Décidément, toute activité tendant à réveiller les fantômes de l'histoire récente de l'Espagne a le don d'irriter ceux qui détiennent les clés du pouvoir. Pour s'en convaincre, il suffit de s'attarder au sort réservé au juge Baltasar Garzón. Il y a peu, il a été condamné à 11 ans d'interdiction d'exercer son métier. Autrement dit, vu son âge, sa carrière de magistrat vient d'être mise entre parenthèses. De quoi était-il accusé? D'avoir ordonné des écoutes illégales dans une affaire de corruption dans laquelle des personnalités du Parti populaire, au pouvoir depuis trois mois, étaient suspectées. Plus exactement, Garzón avait la certitude que, lors des conversations entre ces individus et leurs avocats, les premiers ordonnaient aux seconds de blanchir de l'argent.
Dans la foulée de cette interdiction, tous les efforts déployés par Garzón pour que le droit à la mémoire des victimes et enfants des victimes des exactions commises sous le régime franquiste soit reconnu ont été réduits en cendre. Enfin, pas totalement, mais bon... il n'en restera pas grand-chose. Toujours est-il que, sur ce front, les enquêtes menées à la suite des 22 plaintes — 22! — déposées par autant d'associations rassemblant les esquintés du franquisme, l'élite du pays était hantée, tétanisée à l'idée que Garzón fasse la lumière sur les mille et une basses oeuvres d'un régime qu'on qualifie par l'euphémique autoritaire alors qu'il était bel et bien un régime totalitaire ainsi qu'en font foi bien des études signées par des historiens espagnols.

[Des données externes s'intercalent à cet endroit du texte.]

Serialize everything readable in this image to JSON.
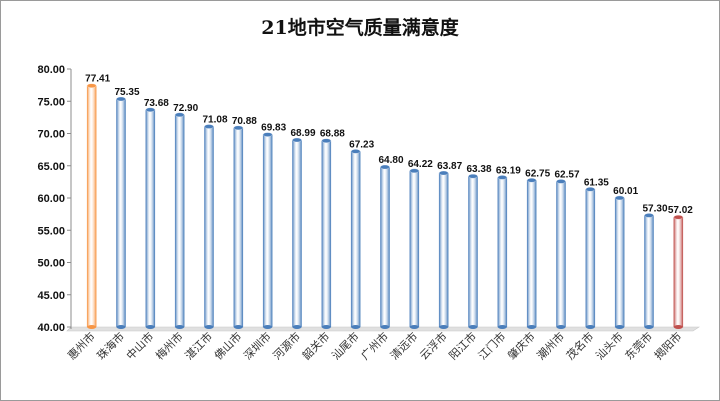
{
  "chart_data": {
    "type": "bar",
    "title": "21地市空气质量满意度",
    "xlabel": "",
    "ylabel": "",
    "ylim": [
      40,
      80
    ],
    "yticks": [
      "40.00",
      "45.00",
      "50.00",
      "55.00",
      "60.00",
      "65.00",
      "70.00",
      "75.00",
      "80.00"
    ],
    "grid": false,
    "legend": "none",
    "categories": [
      "惠州市",
      "珠海市",
      "中山市",
      "梅州市",
      "湛江市",
      "佛山市",
      "深圳市",
      "河源市",
      "韶关市",
      "汕尾市",
      "广州市",
      "清远市",
      "云浮市",
      "阳江市",
      "江门市",
      "肇庆市",
      "潮州市",
      "茂名市",
      "汕头市",
      "东莞市",
      "揭阳市"
    ],
    "values": [
      77.41,
      75.35,
      73.68,
      72.9,
      71.08,
      70.88,
      69.83,
      68.99,
      68.88,
      67.23,
      64.8,
      64.22,
      63.87,
      63.38,
      63.19,
      62.75,
      62.57,
      61.35,
      60.01,
      57.3,
      57.02
    ],
    "value_labels": [
      "77.41",
      "75.35",
      "73.68",
      "72.90",
      "71.08",
      "70.88",
      "69.83",
      "68.99",
      "68.88",
      "67.23",
      "64.80",
      "64.22",
      "63.87",
      "63.38",
      "63.19",
      "62.75",
      "62.57",
      "61.35",
      "60.01",
      "57.30",
      "57.02"
    ],
    "colors": {
      "default": "#4a7ebb",
      "highest": "#f79646",
      "lowest": "#c0504d",
      "floor": "#e0e0e0"
    }
  }
}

Il faut rappeler qu'au nom du «caractère imprescriptible des crimes contre l'humanité», pour reprendre ses mots, Garzón avait décidé de s'affranchir de la Loi d'amnistie votée par les parlementaires en 1977. Autrement dit, il avait substitué le droit international au droit national, conscient, pour reprendre maintenant le constat de l'historien Fransisco Espinosa, que cette amnistie, «en effaçant tous les délits, a aussi effacé l'Histoire» d'un «pays qui cherche l'amnésie».
Si son enquête ne sera pas menée à son terme, on sait, grâce évidemment au boulot accompli jusqu'ici, que le nombre de cadavres reposant dans les fosses communes dépasse largement les 100 000. On sait également que le rapt de nouveau-nés commencé au lendemain de la guerre civile, avec la connivence du clergé, s'est poursuivi jusqu'au milieu des années 1990. Si à ses débuts cette odieuse opération avait été conçue pour «sauver» les enfants des rouges, elle fut transformée, après la mort de Franco, en une opération plus financière. Selon plus d'une estimation, 300 000 gamins de moins d'une semaine ont été kidnappés. Plusieurs d'entre eux, tenez-vous bien, ont été enlevés au bénéfice de bourgeois argentins et chiliens lors des dictatures des généraux.
Cela étant, il faut espérer que Garzón fera appel, comme il en a le droit, auprès de la Cour européenne des droits de l'homme afin que le crime des crimes de Franco et ses sbires demeure imprescriptible et qu'enfin le droit à la mémoire soit respecté.